Sosigène, d’ailleurs, n’admettait pas plus le système d’Eudoxe, de Calippe et d’Aristote que le système de Ptolémée ; s’il rejetait les excentriques et les épicycles, il rejetait également les nombreux orbes compensateurs privés d’astres, les ἀνελίττουσαι σφαῖραι que réclamait la théorie des sphères homocentriques ; il voulait que les astres, êtres animés, se mussent librement au sein de la céleste essence ; il n’en condamnait pas moins la doctrine de la Syntaxe mathématique au nom de l’un des axiomes fondamentaux de la Physique péripatéticienne.
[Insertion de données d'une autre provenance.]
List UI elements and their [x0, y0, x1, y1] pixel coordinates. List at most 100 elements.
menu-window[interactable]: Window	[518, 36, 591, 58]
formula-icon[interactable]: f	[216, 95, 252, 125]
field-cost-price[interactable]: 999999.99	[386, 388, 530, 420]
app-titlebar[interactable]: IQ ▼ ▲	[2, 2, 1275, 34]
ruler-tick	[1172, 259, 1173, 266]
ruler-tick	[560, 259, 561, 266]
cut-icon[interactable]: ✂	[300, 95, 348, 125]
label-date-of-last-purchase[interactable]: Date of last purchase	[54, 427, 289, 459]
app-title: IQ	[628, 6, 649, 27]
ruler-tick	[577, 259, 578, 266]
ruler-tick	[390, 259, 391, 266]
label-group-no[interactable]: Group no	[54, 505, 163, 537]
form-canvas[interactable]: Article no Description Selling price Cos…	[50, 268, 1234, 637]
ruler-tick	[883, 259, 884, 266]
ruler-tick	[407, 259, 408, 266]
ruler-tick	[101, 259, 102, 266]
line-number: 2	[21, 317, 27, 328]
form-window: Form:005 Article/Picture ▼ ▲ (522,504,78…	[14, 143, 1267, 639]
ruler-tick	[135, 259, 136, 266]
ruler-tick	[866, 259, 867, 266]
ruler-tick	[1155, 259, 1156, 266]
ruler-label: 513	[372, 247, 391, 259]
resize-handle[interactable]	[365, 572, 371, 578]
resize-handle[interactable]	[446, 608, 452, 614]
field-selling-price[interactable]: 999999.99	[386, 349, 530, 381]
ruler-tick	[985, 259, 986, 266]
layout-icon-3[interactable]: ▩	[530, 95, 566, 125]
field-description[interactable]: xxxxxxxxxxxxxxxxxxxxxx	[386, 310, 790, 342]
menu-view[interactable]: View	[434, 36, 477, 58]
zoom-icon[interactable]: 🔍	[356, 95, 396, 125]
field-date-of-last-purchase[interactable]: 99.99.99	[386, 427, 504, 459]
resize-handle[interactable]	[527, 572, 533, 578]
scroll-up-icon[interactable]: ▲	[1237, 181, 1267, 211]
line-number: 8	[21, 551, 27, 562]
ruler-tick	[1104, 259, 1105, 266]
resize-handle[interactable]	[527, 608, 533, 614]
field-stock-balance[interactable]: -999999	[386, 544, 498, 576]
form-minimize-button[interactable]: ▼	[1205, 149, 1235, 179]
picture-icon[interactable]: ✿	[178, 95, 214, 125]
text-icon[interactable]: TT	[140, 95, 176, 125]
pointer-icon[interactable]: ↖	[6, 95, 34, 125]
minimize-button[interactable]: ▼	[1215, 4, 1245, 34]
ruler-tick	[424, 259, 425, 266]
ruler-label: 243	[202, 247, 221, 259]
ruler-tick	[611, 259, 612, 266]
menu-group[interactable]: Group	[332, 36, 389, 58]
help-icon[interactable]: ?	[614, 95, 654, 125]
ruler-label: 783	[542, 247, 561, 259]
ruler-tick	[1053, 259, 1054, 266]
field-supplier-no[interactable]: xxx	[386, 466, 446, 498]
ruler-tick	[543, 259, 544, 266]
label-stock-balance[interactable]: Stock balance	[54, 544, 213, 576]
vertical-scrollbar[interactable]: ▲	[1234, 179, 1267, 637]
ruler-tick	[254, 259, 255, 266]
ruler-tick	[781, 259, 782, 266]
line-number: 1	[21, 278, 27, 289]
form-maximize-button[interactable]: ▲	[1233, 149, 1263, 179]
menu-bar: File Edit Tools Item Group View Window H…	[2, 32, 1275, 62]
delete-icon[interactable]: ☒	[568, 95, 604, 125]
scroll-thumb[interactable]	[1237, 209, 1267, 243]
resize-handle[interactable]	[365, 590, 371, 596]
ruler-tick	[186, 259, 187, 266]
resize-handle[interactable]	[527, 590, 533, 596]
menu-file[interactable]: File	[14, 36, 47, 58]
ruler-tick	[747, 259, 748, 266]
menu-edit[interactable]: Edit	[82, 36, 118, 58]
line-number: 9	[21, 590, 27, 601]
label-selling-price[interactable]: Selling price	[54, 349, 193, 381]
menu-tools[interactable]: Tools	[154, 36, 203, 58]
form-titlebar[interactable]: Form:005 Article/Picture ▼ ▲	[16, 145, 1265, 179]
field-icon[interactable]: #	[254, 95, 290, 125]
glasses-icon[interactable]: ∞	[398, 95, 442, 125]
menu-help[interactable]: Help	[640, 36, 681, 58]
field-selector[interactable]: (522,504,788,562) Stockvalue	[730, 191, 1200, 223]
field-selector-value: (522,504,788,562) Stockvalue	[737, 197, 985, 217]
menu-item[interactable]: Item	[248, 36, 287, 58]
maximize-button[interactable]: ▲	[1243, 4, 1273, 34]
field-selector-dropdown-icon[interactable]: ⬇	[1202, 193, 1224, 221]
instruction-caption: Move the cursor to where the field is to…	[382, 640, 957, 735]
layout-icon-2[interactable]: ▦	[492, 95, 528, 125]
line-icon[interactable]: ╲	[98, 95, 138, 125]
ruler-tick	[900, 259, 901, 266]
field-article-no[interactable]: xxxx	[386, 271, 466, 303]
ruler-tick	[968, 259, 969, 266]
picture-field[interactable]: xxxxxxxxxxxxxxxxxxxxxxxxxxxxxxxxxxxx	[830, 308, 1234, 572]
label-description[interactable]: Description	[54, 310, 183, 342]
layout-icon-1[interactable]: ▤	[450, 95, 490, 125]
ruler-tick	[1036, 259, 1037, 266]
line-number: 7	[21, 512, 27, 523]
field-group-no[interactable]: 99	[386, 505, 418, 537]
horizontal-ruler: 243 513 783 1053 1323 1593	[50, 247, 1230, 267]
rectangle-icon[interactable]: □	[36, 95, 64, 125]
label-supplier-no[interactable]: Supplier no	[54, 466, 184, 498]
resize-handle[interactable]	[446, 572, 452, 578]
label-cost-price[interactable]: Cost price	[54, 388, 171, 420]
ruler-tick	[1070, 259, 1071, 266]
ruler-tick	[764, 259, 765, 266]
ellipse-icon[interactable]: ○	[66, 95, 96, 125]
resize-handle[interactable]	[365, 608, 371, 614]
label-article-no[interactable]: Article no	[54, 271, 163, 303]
Mais au moment où la théorie astronomique d’Hipparque et de Ptolémée se développait avec une magnifique ampleur, la philosophie d’Aristote voyait, de jour en jour, décroître le nombre de ses disciples et s’atténuer leur foi en la parole du Maître. Elle n’avait plus la force de contredire aux principes d’une doctrine dont les constructions s’accordaient si bien avec les observations des astronomes. Bien loin que les Péripatéticiens s’aventurassent à con-

  1. Simplicii In Aristotelis quatuor libros de Cœlo commentaria ; in lib. II comm. 45 (Édition grecque de Karsten, Trèves, 1875, p. 228 ; édition grecque de Heiberg, Berlin, 1894, pp. 509-510).